The downside of seeing the future in “Letters of Transit” is that we know that Astrid survived; which robbed the cliffhanger in this episode of its punch. If Astrid died now, it would rewrite the story the writers set up just two weeks ago. Also, this was the first season that seemed to put any effort into fleshing Astrid out through her relationship with her alternate self and her father. We’ve finally gotten to know Astrid and it would be a shame to lose her when there’s at least one last season’s worth of stories on the show.
On the other hand, “Letters of Transit” also suggested that Bell played a hand in Olivia’s demise or that he did something equally terrible to her that future Walter considered unforgivable. That might be the leeway that the show uses to get out of Olivia actually dying as predicted by September the Observer. And even if Olivia does die in the next episode, there’s no way that death will stick in the final season. “Fringe” is ultimately the story of Olivia, Peter and Walter. Removing any of those three for good is out of the question at this point.
Jared Harris has been terrific as David Robert Jones this season, but his demise in this episode felt a little anti-climactic after his status as the proverbial “big bad” of “Fringe.” There’s nothing wrong with Jones giving way to Bell as the new main villain. But Jones could have definitely used a better send off.
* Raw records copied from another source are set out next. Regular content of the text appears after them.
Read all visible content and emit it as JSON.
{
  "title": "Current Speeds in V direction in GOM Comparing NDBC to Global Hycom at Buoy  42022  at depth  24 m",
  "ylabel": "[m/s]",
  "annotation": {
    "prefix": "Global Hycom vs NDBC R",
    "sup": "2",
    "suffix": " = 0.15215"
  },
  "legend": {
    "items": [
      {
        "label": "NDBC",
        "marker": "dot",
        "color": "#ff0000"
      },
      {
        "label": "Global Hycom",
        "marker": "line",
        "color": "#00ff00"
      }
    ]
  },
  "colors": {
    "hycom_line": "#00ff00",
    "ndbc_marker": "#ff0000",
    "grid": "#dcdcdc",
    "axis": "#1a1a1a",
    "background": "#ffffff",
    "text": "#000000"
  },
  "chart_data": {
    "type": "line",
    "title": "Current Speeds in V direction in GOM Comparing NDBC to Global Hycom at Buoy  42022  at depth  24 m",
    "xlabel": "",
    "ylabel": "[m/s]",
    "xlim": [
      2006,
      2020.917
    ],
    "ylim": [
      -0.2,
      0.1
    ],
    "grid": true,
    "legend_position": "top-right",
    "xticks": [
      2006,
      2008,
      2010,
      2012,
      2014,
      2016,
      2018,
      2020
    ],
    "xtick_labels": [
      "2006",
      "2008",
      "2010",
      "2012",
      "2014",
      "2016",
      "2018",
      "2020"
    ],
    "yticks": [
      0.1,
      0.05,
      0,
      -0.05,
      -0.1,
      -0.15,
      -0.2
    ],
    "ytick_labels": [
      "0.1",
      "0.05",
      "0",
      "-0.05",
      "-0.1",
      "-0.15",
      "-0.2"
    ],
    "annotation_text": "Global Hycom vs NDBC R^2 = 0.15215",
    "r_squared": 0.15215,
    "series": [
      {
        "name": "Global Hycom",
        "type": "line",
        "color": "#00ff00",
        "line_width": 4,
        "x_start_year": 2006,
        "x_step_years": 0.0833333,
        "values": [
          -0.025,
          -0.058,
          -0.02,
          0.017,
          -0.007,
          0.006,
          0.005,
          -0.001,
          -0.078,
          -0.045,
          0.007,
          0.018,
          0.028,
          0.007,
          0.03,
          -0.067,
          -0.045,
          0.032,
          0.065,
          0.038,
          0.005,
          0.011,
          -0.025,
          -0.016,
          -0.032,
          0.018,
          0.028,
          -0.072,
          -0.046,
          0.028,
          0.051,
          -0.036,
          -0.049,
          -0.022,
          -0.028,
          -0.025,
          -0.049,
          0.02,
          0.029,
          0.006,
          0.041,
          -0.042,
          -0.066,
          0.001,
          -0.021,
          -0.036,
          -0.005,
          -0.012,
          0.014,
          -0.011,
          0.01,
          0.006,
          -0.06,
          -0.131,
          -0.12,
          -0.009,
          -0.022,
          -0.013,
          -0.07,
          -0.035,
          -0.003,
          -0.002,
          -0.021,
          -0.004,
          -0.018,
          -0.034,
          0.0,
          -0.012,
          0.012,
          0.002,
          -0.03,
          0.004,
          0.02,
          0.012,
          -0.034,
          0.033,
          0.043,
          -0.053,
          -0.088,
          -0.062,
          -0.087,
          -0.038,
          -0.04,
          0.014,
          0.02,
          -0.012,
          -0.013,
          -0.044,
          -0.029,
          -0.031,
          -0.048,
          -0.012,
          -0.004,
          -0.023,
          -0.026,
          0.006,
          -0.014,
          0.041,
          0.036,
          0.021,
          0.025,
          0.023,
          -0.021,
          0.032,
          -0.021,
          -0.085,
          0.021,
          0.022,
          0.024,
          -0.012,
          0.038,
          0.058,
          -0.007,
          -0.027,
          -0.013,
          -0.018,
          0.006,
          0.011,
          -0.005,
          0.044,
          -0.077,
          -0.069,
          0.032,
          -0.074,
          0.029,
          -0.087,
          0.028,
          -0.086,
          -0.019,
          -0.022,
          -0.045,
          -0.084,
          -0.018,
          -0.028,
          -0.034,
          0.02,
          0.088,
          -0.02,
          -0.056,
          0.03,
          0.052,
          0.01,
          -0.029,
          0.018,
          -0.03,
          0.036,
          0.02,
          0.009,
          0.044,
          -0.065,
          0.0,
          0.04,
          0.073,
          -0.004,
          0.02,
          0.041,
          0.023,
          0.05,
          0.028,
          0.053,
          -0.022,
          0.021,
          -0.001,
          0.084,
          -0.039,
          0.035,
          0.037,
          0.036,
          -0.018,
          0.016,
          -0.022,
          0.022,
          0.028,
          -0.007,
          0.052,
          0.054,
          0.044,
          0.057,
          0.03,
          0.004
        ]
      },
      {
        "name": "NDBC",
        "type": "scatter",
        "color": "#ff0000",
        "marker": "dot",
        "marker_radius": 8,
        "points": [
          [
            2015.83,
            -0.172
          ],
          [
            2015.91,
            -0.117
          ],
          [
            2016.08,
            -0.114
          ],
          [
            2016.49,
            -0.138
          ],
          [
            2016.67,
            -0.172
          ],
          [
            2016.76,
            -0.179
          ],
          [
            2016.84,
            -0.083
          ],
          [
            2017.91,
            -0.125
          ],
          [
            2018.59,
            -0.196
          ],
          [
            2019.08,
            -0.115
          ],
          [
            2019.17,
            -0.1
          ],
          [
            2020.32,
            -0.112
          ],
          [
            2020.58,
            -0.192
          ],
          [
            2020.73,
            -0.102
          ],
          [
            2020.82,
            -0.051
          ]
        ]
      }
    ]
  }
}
On the plus side, Jones’ demise seemed to echo his first death from season one in which he was cut in half by the shutdown of a portal to the other universe.
The Peter and Olivia scenes in this episode got to explore territory rarely seen in shows like this. Peter and Olivia are in a committed relationship and it makes sense that they’re looking ahead and considering their lives years from now… and all that it may entail. Again, we know that they will have a daughter in the future… or a future. That’s the biggest clue that Olivia will survive next week’s finale despite the previously mentioned prediction of her death.
There were also some very clever displays of Olivia’s telekinetic powers in this episode, particularly when she took over control of Peter’s body in the fight against Jones. But it was also a great moment when Olivia saved Jessica’s life in Walter’s lab; which subtly suggested that the excess heat went to Olivia herself. In both instances, Olivia’s abilities were suggested through the performances as opposed to special effects.
For a season finale, “Brave New World, Part 1” is off to a great start. Even with the final season looming, there’s still a lot of mileage left in “Fringe.”